UPDATE: Korkor left the DOJ in May 2019 to become an associate professor of law at the University of the District of Columbia.
Samer Korkor is a one of the Foreign Corrupt Practices Act unit’s newest additions. He joined the unit in September 2017, according to his LinkedIn.
Korkor’s legal career began at Cadwalader Wickersham & Taft in Washington, DC, where he worked for five and a half years as an associate in the firm’s antitrust and white-collar defence and investigations practice groups.
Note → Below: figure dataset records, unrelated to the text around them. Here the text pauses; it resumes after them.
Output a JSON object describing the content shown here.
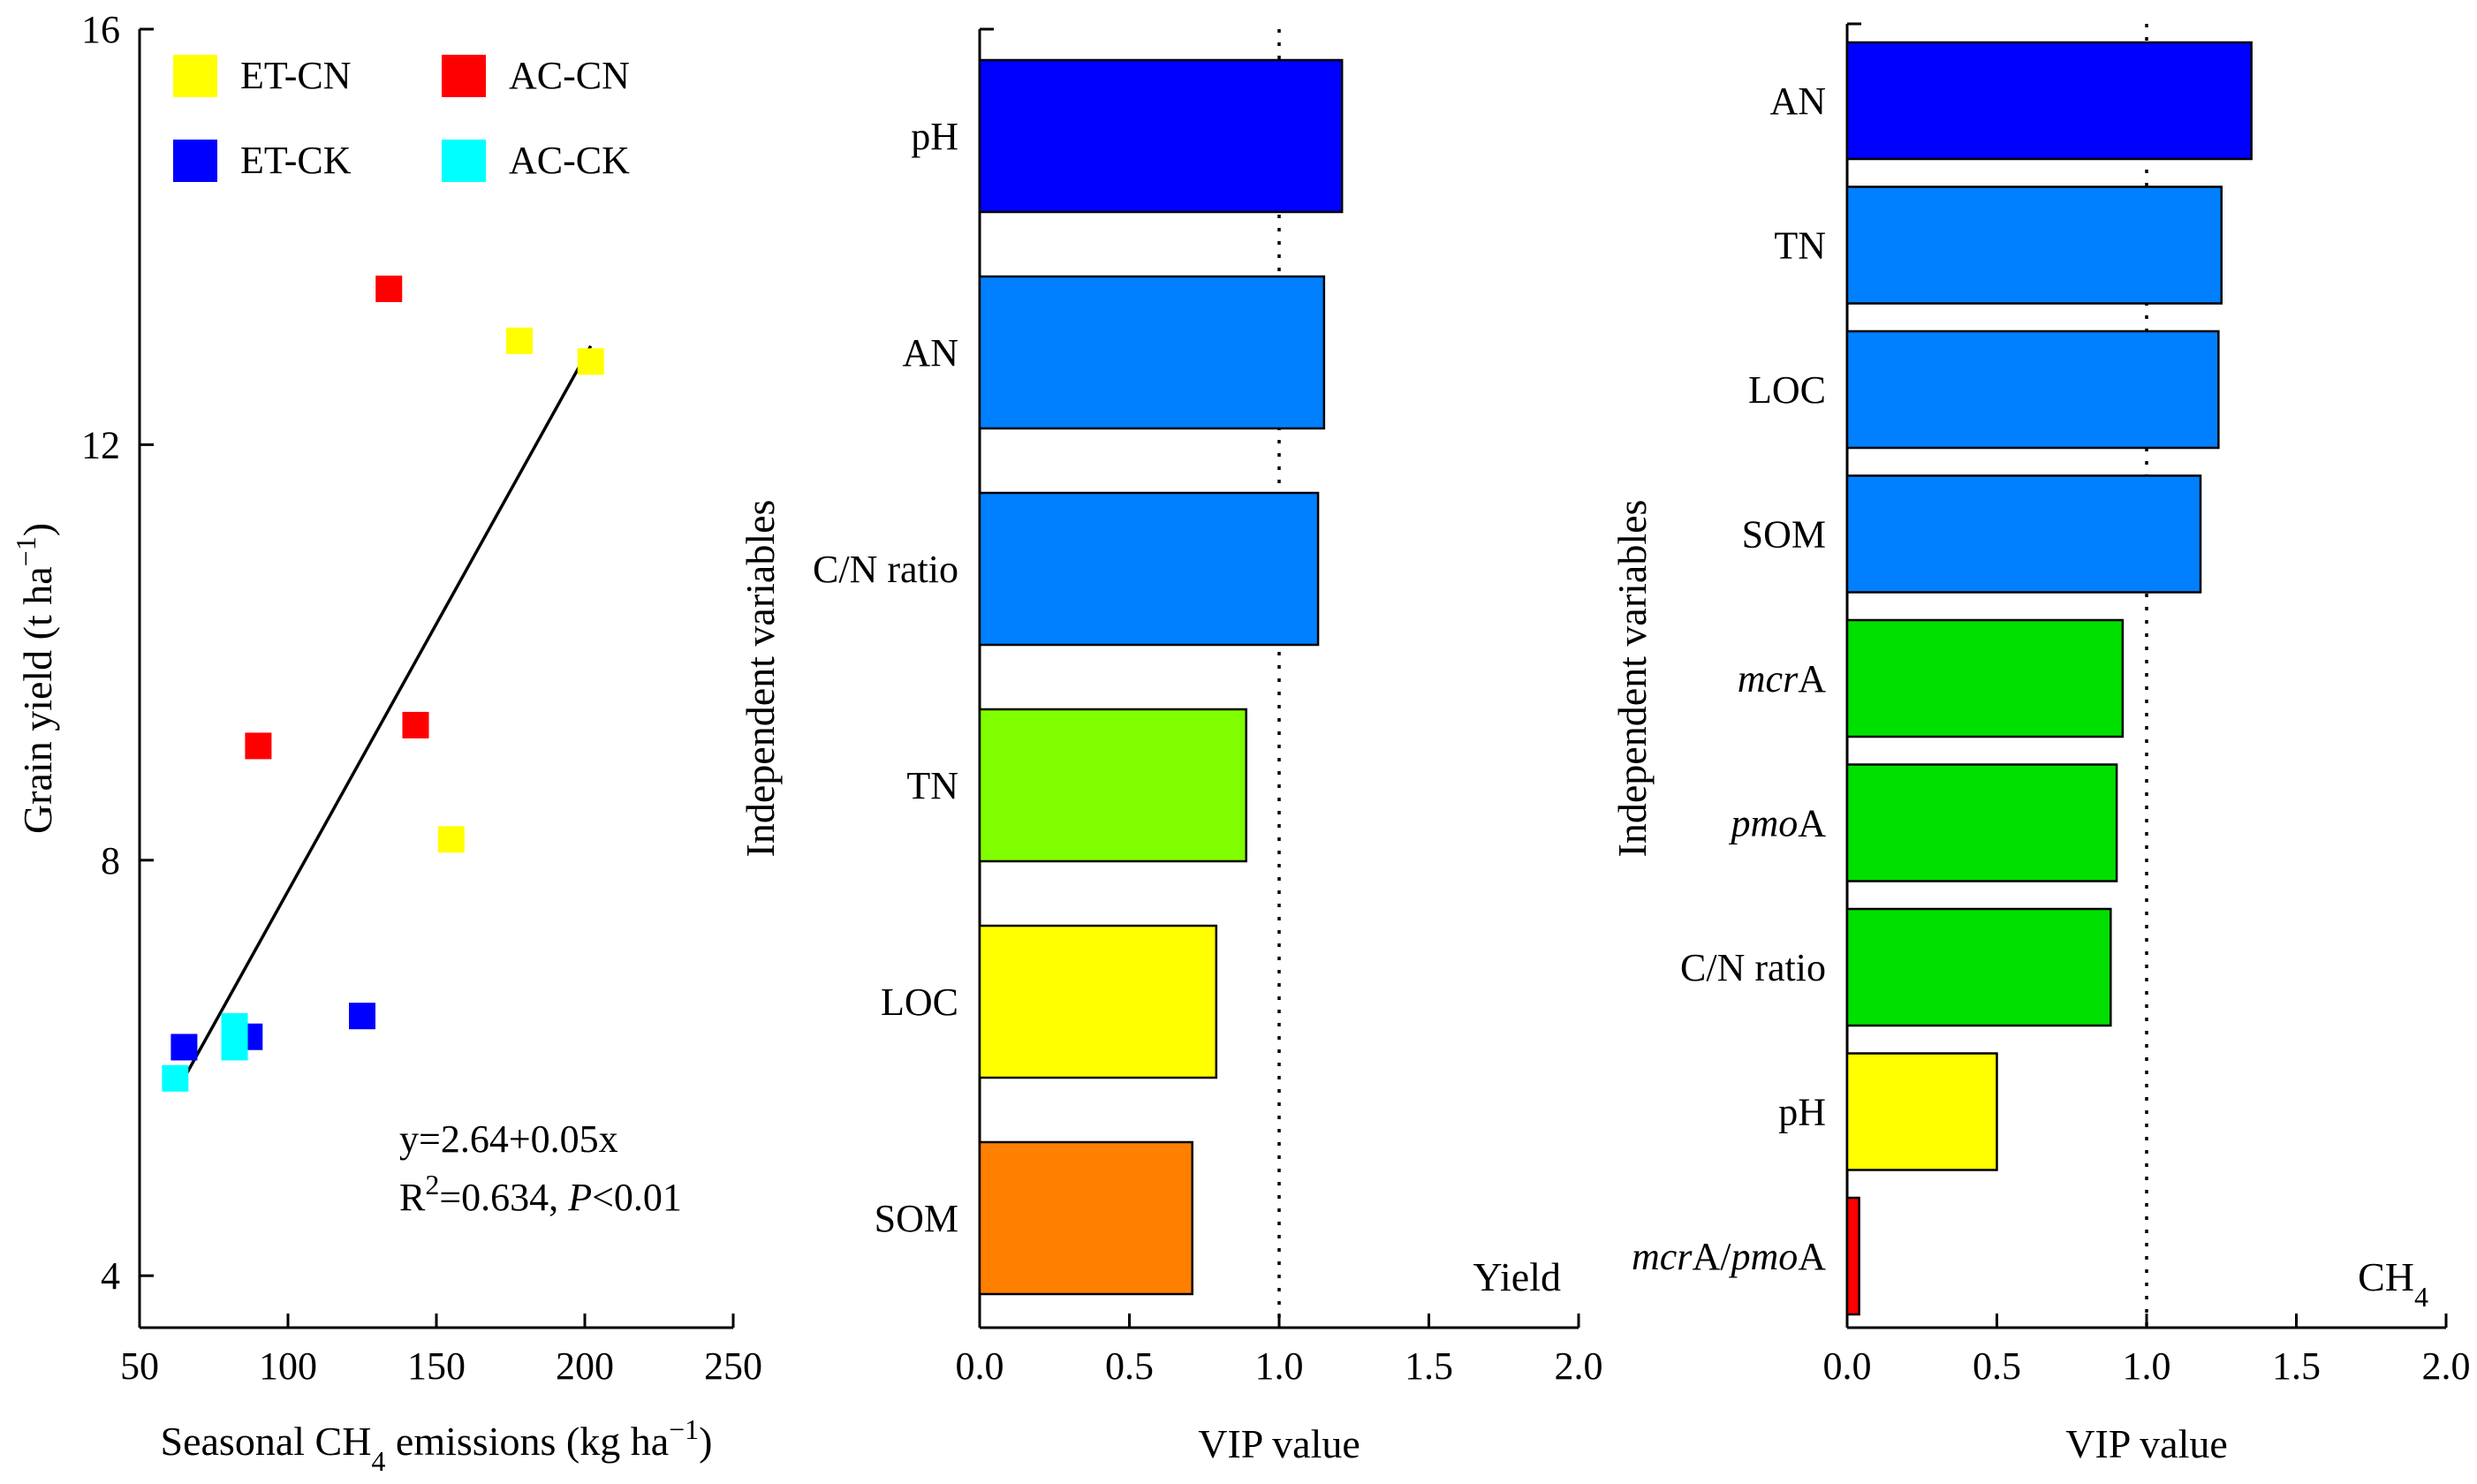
{
  "chart_data": [
    {
      "type": "scatter",
      "xlabel": "Seasonal CH4 emissions (kg ha−1)",
      "xlabel_parts": {
        "pre": "Seasonal CH",
        "sub": "4",
        "mid": " emissions (kg ha",
        "sup": "−1",
        "post": ")"
      },
      "ylabel": "Grain yield (t ha−1)",
      "ylabel_parts": {
        "pre": "Grain yield (t ha",
        "sup": "−1",
        "post": ")"
      },
      "xlim": [
        50,
        250
      ],
      "ylim": [
        3.5,
        16
      ],
      "xticks": [
        50,
        100,
        150,
        200,
        250
      ],
      "yticks": [
        4,
        8,
        12,
        16
      ],
      "legend_position": "top-left",
      "series": [
        {
          "name": "ET-CN",
          "color": "#ffff00",
          "points": [
            [
              178,
              13.0
            ],
            [
              202,
              12.8
            ],
            [
              155,
              8.2
            ]
          ]
        },
        {
          "name": "AC-CN",
          "color": "#ff0000",
          "points": [
            [
              134,
              13.5
            ],
            [
              90,
              9.1
            ],
            [
              143,
              9.3
            ]
          ]
        },
        {
          "name": "ET-CK",
          "color": "#0000ff",
          "points": [
            [
              65,
              6.2
            ],
            [
              87,
              6.3
            ],
            [
              125,
              6.5
            ]
          ]
        },
        {
          "name": "AC-CK",
          "color": "#00ffff",
          "points": [
            [
              62,
              5.9
            ],
            [
              82,
              6.4
            ],
            [
              82,
              6.2
            ]
          ]
        }
      ],
      "fit": {
        "x_range": [
          64,
          202
        ],
        "y_range": [
          5.85,
          12.95
        ]
      },
      "equation": "y=2.64+0.05x",
      "r2_parts": {
        "pre": "R",
        "sup": "2",
        "mid": "=0.634, ",
        "p_italic": "P",
        "post": "<0.01"
      }
    },
    {
      "type": "bar",
      "orientation": "horizontal",
      "xlabel": "VIP value",
      "ylabel": "Independent variables",
      "xlim": [
        0,
        2.0
      ],
      "xticks": [
        "0.0",
        "0.5",
        "1.0",
        "1.5",
        "2.0"
      ],
      "threshold": 1.0,
      "corner_label": "Yield",
      "categories": [
        "pH",
        "AN",
        "C/N ratio",
        "TN",
        "LOC",
        "SOM"
      ],
      "values": [
        1.21,
        1.15,
        1.13,
        0.89,
        0.79,
        0.71
      ],
      "colors": [
        "#0000ff",
        "#0080ff",
        "#0080ff",
        "#80ff00",
        "#ffff00",
        "#ff8000"
      ]
    },
    {
      "type": "bar",
      "orientation": "horizontal",
      "xlabel": "VIP value",
      "ylabel": "Independent variables",
      "xlim": [
        0,
        2.0
      ],
      "xticks": [
        "0.0",
        "0.5",
        "1.0",
        "1.5",
        "2.0"
      ],
      "threshold": 1.0,
      "corner_label": "CH4",
      "corner_parts": {
        "pre": "CH",
        "sub": "4"
      },
      "categories": [
        "AN",
        "TN",
        "LOC",
        "SOM",
        "mcrA",
        "pmoA",
        "C/N ratio",
        "pH",
        "mcrA/pmoA"
      ],
      "category_parts": [
        [
          {
            "t": "AN"
          }
        ],
        [
          {
            "t": "TN"
          }
        ],
        [
          {
            "t": "LOC"
          }
        ],
        [
          {
            "t": "SOM"
          }
        ],
        [
          {
            "t": "mcr",
            "i": true
          },
          {
            "t": "A"
          }
        ],
        [
          {
            "t": "pmo",
            "i": true
          },
          {
            "t": "A"
          }
        ],
        [
          {
            "t": "C/N ratio"
          }
        ],
        [
          {
            "t": "pH"
          }
        ],
        [
          {
            "t": "mcr",
            "i": true
          },
          {
            "t": "A/"
          },
          {
            "t": "pmo",
            "i": true
          },
          {
            "t": "A"
          }
        ]
      ],
      "values": [
        1.35,
        1.25,
        1.24,
        1.18,
        0.92,
        0.9,
        0.88,
        0.5,
        0.04
      ],
      "colors": [
        "#0000ff",
        "#0080ff",
        "#0080ff",
        "#0080ff",
        "#00e000",
        "#00e000",
        "#00e000",
        "#ffff00",
        "#ff0000"
      ]
    }
  ]
}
In 2015, Korkor left Cadwalader to join the US Department of Justice’s criminal division. His first job at the DOJ was as a trial attorney in the office of international affairs, which handles international evidence gathering and the extradition of fugitives for other DOJ components – including the FCPA unit.
More recently, Korkor has held positions in the criminal division’s front office. First, he served as counsel to Bruce Swartz, a deputy assistant attorney general and counsellor on international affairs. In January, he began serving as counsel to acting Assistant Attorney General Kenneth Blanco. In that position, he also provided support to Trevor McFadden, who served for a brief stint as the deputy assistant attorney general overseeing the fraud section and the FCPA unit. McFadden left the DOJ after he was confirmed to the DC federal bench in October.
Korkor received his law degree from Washington University in St Louis, and his bachelor’s degree from Case Western Reserve University in Cleveland, Ohio. After law school, he clerked for former District Court Judge David Katz in the Northern District of Ohio.
Prior to attending law school, Korkor received a master’s degree in bioethics from Case Western and was a Fulbright scholar in Damascus, Syria, where he lectured at universities and conducted research on issues in bioethics. He was also a law clerk at the National Institutes of Health and a fellow at the World Health Organization and the Hastings Center.
Korkor is an adjunct professor of law at the University of the District of Columbia School of Law, where he teaches classes on federal courts and professional responsibility.